The 27-year-old author, Jaroslav Kalfar, is a Czech-American who arrived in the U.S. at 15 and, according to Hachette CEO Michael Pietsch, who has been talking the book up at the fair, learned to speak English partly by watching The Cartoon Network. The novel is about the first astronaut from Czechoslavakia who, on a solo mission in space, is trying to deal with domestic issues back home, among them his crumbling marriage.

Kalfar has an MFA from New York University, where he studied under Jonathan Safran Foer, and Pietsch likened the book to works by Foer and Gary Shteyngart. The publisher has been pitching the novel as The Martian meets Life of Pi and the film Castaway.

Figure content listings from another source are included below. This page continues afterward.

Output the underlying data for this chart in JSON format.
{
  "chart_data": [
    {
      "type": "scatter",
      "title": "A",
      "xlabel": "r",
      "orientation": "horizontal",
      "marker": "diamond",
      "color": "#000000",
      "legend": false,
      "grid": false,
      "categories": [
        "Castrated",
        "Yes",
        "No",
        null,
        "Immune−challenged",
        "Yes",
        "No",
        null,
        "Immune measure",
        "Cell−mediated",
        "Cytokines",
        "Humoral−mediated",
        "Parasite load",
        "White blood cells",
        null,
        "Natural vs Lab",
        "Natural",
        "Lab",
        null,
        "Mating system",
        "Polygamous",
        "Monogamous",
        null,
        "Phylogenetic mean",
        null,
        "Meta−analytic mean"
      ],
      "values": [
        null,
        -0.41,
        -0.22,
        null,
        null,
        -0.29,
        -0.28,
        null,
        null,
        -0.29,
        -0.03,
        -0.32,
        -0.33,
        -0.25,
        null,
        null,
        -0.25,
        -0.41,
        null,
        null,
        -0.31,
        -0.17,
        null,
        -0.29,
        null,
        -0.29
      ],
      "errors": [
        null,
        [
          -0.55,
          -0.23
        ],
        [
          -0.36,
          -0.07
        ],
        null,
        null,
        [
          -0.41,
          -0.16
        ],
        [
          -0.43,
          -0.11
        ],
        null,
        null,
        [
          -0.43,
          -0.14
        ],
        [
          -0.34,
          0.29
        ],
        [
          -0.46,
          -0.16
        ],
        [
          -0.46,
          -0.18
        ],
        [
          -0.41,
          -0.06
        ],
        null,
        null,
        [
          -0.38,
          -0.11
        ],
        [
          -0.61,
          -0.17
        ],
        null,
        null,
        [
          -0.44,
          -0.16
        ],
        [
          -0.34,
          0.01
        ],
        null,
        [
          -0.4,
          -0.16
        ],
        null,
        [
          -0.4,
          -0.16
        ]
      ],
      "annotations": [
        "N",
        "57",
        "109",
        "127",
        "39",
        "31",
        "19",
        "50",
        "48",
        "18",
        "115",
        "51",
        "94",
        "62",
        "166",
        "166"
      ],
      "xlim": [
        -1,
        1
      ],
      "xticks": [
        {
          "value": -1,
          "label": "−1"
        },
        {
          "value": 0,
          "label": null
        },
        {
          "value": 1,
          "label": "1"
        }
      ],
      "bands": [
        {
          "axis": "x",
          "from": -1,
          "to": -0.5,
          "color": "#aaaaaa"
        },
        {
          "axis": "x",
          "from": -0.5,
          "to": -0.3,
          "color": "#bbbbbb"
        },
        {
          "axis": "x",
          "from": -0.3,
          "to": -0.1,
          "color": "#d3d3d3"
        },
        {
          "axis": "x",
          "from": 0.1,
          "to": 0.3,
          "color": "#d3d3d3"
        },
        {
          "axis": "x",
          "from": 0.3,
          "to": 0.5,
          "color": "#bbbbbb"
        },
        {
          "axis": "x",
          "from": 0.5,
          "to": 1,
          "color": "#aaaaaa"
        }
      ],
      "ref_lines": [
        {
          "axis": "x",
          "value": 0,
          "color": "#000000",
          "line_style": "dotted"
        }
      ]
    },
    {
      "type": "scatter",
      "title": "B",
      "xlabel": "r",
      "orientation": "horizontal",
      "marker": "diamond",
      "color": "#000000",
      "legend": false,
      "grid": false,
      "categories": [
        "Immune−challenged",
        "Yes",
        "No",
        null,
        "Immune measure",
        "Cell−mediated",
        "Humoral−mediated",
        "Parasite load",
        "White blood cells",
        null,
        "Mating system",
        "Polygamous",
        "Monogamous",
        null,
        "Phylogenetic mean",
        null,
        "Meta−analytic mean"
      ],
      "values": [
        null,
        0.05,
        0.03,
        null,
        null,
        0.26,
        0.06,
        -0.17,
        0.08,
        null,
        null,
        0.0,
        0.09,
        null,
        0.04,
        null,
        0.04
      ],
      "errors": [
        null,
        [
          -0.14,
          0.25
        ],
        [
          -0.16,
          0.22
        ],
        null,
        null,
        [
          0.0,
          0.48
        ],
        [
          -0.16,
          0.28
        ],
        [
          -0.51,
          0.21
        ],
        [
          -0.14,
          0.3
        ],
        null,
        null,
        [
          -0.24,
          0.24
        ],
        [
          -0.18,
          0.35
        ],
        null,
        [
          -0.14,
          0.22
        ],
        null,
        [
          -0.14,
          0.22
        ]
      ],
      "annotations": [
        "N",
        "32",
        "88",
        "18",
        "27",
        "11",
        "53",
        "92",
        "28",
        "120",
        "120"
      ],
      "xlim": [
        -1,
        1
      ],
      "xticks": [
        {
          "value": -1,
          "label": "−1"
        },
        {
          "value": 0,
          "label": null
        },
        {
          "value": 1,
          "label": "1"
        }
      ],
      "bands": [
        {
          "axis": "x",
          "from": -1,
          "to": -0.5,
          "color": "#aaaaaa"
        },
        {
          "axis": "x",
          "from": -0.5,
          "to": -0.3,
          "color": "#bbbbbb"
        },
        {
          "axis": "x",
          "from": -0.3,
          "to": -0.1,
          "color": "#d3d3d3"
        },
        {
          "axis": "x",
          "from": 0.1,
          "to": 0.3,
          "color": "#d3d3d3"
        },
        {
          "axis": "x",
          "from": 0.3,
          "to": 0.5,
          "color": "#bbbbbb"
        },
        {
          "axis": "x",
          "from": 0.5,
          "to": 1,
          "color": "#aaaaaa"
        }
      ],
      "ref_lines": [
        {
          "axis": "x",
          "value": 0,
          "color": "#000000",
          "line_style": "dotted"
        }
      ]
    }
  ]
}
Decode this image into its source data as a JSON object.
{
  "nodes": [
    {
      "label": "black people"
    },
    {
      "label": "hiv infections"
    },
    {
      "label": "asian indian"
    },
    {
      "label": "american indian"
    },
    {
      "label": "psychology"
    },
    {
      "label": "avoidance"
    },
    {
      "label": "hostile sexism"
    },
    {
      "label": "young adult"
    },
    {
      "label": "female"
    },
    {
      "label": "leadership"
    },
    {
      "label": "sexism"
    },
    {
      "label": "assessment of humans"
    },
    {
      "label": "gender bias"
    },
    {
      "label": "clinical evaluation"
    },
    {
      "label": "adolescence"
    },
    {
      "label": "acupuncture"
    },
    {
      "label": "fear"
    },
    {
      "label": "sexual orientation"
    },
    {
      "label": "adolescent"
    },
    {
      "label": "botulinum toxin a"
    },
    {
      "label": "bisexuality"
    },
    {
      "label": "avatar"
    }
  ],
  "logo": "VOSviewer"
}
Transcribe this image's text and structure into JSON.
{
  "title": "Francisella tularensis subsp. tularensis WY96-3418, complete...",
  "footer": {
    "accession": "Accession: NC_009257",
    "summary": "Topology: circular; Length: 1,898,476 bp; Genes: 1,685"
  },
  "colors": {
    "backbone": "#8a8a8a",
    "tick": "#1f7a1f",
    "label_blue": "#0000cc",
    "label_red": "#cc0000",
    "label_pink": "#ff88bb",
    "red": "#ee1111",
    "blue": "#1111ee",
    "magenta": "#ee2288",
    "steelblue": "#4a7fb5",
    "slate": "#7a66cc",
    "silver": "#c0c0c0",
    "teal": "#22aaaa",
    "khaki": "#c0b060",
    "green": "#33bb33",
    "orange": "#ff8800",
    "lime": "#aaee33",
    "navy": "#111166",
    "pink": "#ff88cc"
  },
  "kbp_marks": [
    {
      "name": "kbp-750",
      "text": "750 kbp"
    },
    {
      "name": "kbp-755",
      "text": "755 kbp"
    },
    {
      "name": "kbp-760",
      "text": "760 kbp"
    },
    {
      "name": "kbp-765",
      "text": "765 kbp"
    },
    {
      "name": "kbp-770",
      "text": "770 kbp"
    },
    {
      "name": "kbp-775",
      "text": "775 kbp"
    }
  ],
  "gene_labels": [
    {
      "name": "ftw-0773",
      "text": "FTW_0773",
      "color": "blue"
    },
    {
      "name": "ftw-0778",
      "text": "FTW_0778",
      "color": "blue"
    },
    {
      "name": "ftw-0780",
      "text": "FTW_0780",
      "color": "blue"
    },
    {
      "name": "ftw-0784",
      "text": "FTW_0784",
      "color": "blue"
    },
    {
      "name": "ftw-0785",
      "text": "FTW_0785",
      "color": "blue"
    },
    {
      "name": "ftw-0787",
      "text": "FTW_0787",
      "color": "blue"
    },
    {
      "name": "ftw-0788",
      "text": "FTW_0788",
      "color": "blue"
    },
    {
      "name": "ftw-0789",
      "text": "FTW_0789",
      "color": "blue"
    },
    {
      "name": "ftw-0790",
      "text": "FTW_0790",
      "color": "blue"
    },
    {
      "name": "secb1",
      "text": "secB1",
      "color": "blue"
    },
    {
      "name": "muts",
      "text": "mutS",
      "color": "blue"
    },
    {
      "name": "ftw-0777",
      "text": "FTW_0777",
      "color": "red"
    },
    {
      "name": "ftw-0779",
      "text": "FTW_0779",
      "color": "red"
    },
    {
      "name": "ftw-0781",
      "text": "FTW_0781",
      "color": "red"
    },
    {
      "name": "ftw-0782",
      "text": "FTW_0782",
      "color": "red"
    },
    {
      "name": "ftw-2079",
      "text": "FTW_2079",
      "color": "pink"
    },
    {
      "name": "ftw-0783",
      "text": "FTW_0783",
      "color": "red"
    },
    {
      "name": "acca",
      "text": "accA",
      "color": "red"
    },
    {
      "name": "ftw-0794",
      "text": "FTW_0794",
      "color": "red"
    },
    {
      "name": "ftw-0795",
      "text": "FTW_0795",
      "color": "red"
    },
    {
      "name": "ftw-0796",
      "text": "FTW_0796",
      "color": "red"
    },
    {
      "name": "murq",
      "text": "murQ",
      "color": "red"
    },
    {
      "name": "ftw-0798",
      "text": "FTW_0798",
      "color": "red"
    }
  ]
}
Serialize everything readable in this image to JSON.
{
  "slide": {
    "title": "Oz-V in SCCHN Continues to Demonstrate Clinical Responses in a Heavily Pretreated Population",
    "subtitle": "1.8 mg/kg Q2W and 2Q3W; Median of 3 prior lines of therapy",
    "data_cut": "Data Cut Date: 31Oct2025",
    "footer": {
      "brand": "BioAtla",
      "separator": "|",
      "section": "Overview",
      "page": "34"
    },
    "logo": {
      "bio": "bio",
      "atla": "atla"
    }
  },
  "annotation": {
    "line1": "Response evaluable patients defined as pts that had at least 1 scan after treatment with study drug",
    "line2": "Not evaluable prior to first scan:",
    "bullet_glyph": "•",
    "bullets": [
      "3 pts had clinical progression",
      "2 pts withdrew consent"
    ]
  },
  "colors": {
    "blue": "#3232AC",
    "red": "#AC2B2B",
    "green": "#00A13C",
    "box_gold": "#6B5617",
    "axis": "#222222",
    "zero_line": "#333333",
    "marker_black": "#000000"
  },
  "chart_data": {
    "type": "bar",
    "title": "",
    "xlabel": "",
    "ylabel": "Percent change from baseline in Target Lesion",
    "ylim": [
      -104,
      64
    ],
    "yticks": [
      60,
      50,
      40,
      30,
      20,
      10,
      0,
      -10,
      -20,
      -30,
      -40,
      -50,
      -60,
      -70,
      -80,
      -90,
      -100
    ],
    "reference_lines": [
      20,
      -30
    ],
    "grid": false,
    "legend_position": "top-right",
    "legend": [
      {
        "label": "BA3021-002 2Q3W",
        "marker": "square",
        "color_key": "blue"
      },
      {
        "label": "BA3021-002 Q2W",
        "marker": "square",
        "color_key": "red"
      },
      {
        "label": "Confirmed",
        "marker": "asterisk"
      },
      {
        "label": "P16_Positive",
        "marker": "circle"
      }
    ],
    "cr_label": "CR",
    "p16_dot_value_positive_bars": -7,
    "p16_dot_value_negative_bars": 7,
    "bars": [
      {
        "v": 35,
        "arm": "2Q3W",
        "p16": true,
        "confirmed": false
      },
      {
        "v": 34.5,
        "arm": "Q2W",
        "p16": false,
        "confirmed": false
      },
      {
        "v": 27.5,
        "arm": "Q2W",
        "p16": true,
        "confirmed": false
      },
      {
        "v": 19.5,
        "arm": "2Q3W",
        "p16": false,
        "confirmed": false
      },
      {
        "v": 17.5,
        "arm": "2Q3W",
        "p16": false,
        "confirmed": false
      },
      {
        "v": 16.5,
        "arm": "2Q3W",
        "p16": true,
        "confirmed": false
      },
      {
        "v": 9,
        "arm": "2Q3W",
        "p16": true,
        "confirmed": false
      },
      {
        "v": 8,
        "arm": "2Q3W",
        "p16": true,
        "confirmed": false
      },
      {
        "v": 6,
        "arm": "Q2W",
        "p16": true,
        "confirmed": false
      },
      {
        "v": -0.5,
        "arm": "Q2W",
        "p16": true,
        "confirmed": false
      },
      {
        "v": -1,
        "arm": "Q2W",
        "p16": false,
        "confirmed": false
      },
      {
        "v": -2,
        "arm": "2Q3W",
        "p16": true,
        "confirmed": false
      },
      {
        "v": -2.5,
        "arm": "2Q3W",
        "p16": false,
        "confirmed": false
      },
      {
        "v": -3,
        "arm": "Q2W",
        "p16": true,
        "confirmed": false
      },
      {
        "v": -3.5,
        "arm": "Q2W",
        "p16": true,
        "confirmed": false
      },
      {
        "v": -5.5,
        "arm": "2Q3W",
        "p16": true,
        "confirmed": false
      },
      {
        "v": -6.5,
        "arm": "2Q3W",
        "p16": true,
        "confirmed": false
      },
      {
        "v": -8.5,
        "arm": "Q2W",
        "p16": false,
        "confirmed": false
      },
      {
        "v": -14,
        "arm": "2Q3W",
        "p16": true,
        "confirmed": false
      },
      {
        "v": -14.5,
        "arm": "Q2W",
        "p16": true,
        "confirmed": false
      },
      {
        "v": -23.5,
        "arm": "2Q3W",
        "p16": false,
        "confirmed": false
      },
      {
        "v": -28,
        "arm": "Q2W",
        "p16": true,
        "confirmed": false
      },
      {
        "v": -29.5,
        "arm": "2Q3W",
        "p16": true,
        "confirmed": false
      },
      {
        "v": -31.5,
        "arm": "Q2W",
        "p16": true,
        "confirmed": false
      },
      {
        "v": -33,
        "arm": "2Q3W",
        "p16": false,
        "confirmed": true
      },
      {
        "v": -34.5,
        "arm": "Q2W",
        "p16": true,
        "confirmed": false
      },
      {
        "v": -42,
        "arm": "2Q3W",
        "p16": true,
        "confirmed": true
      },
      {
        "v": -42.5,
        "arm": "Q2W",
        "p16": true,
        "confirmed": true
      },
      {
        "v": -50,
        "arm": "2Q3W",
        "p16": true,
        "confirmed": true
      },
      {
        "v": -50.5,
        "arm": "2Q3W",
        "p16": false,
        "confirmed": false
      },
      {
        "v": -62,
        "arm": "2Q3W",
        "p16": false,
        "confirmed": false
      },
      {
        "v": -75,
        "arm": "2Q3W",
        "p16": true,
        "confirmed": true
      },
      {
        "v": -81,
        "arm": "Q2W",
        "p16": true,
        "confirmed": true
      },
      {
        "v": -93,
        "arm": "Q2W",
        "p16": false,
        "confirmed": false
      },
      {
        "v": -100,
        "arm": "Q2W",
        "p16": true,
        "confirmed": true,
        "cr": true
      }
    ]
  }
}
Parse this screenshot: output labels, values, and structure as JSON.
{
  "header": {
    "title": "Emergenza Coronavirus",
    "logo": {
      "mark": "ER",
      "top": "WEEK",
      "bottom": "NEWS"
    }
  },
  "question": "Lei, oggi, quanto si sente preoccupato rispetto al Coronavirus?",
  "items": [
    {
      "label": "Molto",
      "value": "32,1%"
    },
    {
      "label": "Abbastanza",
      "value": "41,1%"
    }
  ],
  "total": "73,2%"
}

On the foreign side, an Italian debut novel which sold in a six-figure deal (in euros) after a six-bidder auction to RCS Libri, has been inspiring chatter. Evita Greco’s debut, The Sound of Things Beginning, has been pitched by agent Vicki Satlow as “Follow Your Heart meets Amelie.” About a young woman who falls for an engaged man while tending to her dying grandmother, Satlow, who has an eponymous shingle based in Milan, said that “the wisdom, observations and voice” are what make the book stand out.

The 30-year-old author, who Satlow noted is dyslexic, comes from a small town in Italy and has worked as a lifeguard and supermarket cashier. In additional to the Italian deal, the book has been preempted in France, Germany and Brazil with, at press time, submissions underway in both the U.S. and the U.K.